First, the dataset was evaluated to find information about features. All columns were floats, thus useful for a regression task. Histograms are a powerful tool to find distribution of data. AveX and Population showed long tails with almost all data located at the first few values. These features had extreme values as we evaluate the difference between the max and upper quartile values.
Interesting features were location coordinates, MedIncome and house age.
Using a scatter plot of the location long. & lat., we can visualise the bimodal distribution seen in the histogram before, indicating that a large proportion of homes are within these districts. Furthermore, the higher end of median house values were also located in these regions too.
Using a Pairplot, we can evaluate every possible xy combination of features, and we see no pattern on house value outside of median income, which implies that this is a relevant feature.
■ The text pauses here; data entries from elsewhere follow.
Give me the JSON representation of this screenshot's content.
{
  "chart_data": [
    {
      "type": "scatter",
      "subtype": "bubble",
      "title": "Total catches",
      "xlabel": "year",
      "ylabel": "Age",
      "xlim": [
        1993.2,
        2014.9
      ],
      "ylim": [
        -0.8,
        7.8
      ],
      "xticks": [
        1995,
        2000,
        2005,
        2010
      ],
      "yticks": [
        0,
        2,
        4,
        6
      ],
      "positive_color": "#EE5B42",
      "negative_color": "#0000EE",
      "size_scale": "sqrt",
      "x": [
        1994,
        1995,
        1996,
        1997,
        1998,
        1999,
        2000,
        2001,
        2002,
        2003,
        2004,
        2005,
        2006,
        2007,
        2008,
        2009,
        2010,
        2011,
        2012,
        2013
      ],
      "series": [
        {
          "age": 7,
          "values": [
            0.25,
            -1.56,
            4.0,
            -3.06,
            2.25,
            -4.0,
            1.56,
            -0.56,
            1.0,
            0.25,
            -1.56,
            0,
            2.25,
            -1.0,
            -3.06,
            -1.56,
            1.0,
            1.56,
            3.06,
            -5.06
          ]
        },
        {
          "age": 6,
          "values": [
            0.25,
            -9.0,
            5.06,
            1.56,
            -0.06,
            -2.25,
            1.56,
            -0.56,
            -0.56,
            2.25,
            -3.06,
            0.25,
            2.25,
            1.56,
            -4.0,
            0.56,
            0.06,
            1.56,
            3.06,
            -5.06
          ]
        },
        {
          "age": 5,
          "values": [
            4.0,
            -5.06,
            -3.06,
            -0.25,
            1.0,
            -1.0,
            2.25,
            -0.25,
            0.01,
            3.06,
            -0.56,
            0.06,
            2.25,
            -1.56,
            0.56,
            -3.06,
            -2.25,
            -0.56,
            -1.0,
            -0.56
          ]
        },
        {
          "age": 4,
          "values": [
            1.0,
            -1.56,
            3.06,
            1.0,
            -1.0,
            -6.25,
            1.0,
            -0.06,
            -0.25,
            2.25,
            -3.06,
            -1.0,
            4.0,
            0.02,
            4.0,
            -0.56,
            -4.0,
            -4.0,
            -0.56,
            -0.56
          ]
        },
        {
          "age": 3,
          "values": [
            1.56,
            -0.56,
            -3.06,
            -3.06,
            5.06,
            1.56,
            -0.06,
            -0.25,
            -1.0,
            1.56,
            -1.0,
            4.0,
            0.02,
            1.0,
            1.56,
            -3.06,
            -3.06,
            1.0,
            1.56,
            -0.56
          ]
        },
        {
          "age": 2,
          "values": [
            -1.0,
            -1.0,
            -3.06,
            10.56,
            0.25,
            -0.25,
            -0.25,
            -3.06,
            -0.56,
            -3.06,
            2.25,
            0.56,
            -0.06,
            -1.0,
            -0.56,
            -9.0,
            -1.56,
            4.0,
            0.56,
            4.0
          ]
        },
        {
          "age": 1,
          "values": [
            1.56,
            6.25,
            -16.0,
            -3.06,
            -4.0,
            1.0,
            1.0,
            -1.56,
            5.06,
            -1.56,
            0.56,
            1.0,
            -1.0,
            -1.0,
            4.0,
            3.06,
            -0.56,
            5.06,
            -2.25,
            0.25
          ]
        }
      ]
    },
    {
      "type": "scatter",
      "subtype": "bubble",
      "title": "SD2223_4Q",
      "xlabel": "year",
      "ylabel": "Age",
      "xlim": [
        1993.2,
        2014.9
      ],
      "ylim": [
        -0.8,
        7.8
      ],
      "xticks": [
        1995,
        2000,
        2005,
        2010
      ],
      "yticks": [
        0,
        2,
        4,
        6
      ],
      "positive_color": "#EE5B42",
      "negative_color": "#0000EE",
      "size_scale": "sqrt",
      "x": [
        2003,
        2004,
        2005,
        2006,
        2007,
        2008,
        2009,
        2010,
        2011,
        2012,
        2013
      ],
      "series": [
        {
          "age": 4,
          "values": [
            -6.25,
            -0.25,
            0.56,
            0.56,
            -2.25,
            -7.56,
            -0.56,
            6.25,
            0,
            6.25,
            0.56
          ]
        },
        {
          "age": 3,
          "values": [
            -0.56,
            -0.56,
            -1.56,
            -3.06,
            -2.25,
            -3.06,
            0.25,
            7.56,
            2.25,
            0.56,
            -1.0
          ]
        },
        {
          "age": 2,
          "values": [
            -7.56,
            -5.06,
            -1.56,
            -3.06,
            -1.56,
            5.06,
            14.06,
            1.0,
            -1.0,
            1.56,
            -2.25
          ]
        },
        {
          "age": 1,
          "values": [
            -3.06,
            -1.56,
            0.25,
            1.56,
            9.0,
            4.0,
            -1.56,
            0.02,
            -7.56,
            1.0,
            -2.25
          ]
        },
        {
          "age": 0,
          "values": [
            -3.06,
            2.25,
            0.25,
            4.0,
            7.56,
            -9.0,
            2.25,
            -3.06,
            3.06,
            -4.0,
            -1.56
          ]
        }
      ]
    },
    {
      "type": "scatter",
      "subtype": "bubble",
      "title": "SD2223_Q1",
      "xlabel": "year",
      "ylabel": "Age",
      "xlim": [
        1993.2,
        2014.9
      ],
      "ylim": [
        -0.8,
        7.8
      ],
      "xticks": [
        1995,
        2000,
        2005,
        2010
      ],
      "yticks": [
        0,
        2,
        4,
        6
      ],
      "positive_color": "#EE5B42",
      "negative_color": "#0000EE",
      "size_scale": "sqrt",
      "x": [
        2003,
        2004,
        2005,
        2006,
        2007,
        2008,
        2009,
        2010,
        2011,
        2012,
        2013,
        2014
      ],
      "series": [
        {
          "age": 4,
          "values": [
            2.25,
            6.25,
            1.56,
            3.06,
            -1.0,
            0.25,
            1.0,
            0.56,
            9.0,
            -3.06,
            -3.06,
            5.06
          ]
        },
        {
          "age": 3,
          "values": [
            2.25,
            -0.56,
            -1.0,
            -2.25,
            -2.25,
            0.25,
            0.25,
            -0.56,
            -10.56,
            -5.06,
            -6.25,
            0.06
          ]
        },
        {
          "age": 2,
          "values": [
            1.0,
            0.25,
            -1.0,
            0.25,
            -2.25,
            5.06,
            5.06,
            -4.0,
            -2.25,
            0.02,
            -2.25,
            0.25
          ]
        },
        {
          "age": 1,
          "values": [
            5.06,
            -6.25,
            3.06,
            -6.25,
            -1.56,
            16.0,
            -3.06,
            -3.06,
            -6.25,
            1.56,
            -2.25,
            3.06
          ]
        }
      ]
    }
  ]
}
Dropping all irrelevant columns (keeping MedInc, Long., Lat.), we created a subset data for a regression task that would be able to predict median house values.
Models used:
- Linear Regression
- Decision Tree
- Gradient Boosting
- Histogram Gradient Boosting
- Random Forest
Using R2 score and mean square error (MSE) as the scoring functions, each method was assessed using the same hyperparameters.
Hyperparameter:
- max_iter/n_estimators = 1000,
- max_depth = 3,
- min_samples_split = 3,
- learning_rate = 0.01,
- loss/criterion = squared_error
This showed Histogram Gradient Boosting (HGBT) as the best regression model, with a score of 0.809 and 0.255, respectively. HGBT being best suited for large datasets (n_sample >=10,000) due its algorithm having an operation time of O(n_feat * n), where n is the number of samples at a node, which is superior to regular GBT algorithm. Surprisingly, Random Forest (RF) performed the worst, with scores of 0.506 and 0.661, respectively
After finding the model that performed the best, hyperparameters were tuned to tweak the model for optimum performance. The GridSearchCV was used, with parameter grid including:
- max_iter = [100,250,500,750,1000]
- max_depth = [1,3,5,7]
- learning_rate = [0.001, 0.01, 0.05]
using mse as the scoring function and a cross validation strategy of 5-fold. From this, we found the best score was (-)0.233,
- max_iter = 750
- max_depth = 5
- learning_rate = 0.05
which returned the same values as the inital model search, indicating hyperparameters could have been smaller for speed.
Using the PredictionErrorDisplay metric, two plots were created (True vs Pred & Residual vs Pred), with a 10-fold cross-validation on a subsample of 250 points.
True vs Pred, showed a positive trend to the data, with points close to the best fit line, as evidenced by the low MSE score. Residuals vs Pred, shows how far predicted points stray, with most data found ± 0.5, implying the model fit well.
The next step would be building a neural network (NN) model for regression tasks. While linear models and decision trees (& ensemble methods) are good tools to use, we could also assess the performance of NNs.